He could also control the house from anywhere, telling it, for instance, to warm up just before he and his wife returned from camping trips. “If for some reason we came back early or stayed late, we could jump on the Internet and make changes,” he says.

For Brous, the technology was not only convenient and money-saving, it was consciousness-raising. He became more aware of the electricity he was using—and ways to cut use further. Instead of just putting off drying clothes until electricity prices dropped, he and his wife started using a clothesline, “saying that we can save a bit more electricity,” he says. “We found we really liked it.”

Randall Parker (FuturePundit) cites a similar story coming out of California:

Next year in California, state regulators are likely to have the emergency power to control individual thermostats, sending temperatures up or down through a radio-controlled device that will be required in new or substantially modified houses and buildings to manage electricity shortages.

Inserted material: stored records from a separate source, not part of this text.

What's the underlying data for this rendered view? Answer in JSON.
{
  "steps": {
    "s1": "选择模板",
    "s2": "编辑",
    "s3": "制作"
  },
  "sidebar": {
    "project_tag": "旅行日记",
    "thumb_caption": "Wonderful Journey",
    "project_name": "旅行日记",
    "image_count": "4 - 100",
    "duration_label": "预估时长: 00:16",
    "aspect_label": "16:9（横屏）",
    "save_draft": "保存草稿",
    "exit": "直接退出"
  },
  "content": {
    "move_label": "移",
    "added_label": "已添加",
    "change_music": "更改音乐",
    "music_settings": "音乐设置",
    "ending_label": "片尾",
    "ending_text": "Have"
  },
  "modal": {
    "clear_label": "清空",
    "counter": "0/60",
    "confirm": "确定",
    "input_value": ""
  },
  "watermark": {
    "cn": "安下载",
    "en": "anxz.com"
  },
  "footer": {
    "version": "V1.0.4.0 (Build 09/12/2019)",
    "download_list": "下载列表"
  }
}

The proposed rules are contained in a document circulated by the California Energy Commission, which for more than three decades has set state energy efficiency standards for home appliances, like water heaters, air conditioners and refrigerators. The changes would allow utilities to adjust customers’ preset temperatures when the price of electricity is soaring. Customers could override the utilities’ suggested temperatures. But in emergencies, the utilities could override customers’ wishes.

It doesn’t seem like they’re using a pricing mechanism though. People really don’t “get” markets.